IF 2.4 3区 医学 Q3 ONCOLOGY Pub Date : 2025-02-25 DOI: 10.1007/s10147-025-02692-7
Sayoko Tayama, Hideaki Miyamoto, Kotaro Waki, Munenori Honda, Kenshi Matsuno, Akira Yamasaki, Ryosuke Gushima, Katsuya Nagaoka, Hideaki Naoe, Masanori Imuta, Fumi Kawakami, Yoshihiro Komohara, Satoru Miyamaru, Daizo Murakami, Yorihisa Orita, Yasuhito Tanaka

Background: Gastrointestinal endoscopy (GIE) performed by gastroenterologists is essential for the early detection of pharyngeal cancer. Human papillomavirus (HPV) is a significant cause of oropharyngeal squamous cell carcinoma (OPSCC). However, the prevalence of HPV-related OPSCC detected by GIE remains unclear.

Aim: This study aims to evaluate the differences in detection rates, patient characteristics, and treatment approaches between HPV-positive and HPV-negative OPSCCs, with a focus on the role of GIE in early diagnosis.

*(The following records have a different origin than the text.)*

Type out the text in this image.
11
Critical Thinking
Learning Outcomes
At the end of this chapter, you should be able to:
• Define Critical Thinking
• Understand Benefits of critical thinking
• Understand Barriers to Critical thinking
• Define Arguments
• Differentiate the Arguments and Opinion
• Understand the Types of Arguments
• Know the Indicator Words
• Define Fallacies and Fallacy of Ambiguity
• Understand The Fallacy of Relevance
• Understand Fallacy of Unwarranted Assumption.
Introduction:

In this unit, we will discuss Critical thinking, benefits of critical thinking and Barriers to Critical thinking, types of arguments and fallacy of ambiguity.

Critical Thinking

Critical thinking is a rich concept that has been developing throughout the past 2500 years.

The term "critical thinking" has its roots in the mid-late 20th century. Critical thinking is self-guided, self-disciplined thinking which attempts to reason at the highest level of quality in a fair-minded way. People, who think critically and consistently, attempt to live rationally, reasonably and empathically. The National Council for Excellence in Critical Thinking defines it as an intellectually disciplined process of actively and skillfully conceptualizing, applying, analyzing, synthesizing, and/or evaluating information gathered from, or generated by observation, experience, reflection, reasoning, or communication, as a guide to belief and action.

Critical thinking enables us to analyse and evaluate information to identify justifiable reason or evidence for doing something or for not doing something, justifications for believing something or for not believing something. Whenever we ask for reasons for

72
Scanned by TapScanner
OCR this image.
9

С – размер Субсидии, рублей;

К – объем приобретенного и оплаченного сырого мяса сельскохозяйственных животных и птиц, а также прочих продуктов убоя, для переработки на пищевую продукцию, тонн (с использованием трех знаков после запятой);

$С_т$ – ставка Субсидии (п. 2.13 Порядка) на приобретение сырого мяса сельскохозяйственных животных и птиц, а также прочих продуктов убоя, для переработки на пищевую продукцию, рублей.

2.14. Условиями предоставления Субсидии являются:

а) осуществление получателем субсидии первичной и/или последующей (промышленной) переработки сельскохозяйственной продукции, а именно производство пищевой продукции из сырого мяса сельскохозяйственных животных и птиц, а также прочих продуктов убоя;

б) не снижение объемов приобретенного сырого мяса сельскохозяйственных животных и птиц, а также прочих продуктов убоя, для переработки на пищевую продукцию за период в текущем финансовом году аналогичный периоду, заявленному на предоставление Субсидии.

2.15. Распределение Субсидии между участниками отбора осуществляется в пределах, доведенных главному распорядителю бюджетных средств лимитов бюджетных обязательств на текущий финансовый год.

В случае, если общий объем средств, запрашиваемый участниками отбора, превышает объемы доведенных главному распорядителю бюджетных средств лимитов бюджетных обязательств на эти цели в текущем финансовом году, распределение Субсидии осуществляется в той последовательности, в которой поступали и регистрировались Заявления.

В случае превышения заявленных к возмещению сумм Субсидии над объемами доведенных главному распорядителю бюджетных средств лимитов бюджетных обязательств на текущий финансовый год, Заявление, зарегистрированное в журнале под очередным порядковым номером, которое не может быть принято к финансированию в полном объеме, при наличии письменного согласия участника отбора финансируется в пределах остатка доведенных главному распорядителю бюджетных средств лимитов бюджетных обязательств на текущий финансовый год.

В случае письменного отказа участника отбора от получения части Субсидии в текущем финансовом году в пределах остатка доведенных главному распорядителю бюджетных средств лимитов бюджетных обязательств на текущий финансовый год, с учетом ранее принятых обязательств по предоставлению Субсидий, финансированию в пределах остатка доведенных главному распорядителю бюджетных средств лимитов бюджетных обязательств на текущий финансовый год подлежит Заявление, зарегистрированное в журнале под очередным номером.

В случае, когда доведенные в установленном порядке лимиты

Methods: We retrospectively analyzed 207 OPSCCs from 2018 to 2022, where HPV infection was diagnosed by p16 immunohistochemistry. We compared detection modalities and evaluated the proportion of lesions detected by GIE in both p16-positive and p16-negative cases.

Results: Out of the 207 patients, 92 (44.4%) were p16-positive. p16-positive cases had significantly lower rates of alcohol use, smoking, and history of esophageal or head/neck squamous cell carcinoma (all p < 0.001). Only 4.3% of p16-positive cases were detected by GIE, compared to 44.3% of p16-negative cases (p < 0.001). In addition, p16-positive patients were often diagnosed at advanced stages and underwent transoral resection less frequently (2.2% vs. 31.3%, p < 0.001). In cT1 cases, GIE and laryngoscopy revealed that p16-positive lesions were typically protruding and white to normal-colored, while p16-negative lesions were predominantly flat and erythematous.

Conclusions: HPV-related OPSCC cases are rarely detected by GIE, and few cases are treated with minimally invasive transoral resection. These findings highlight the need for enhanced detection strategies for HPV-positive OPSCC.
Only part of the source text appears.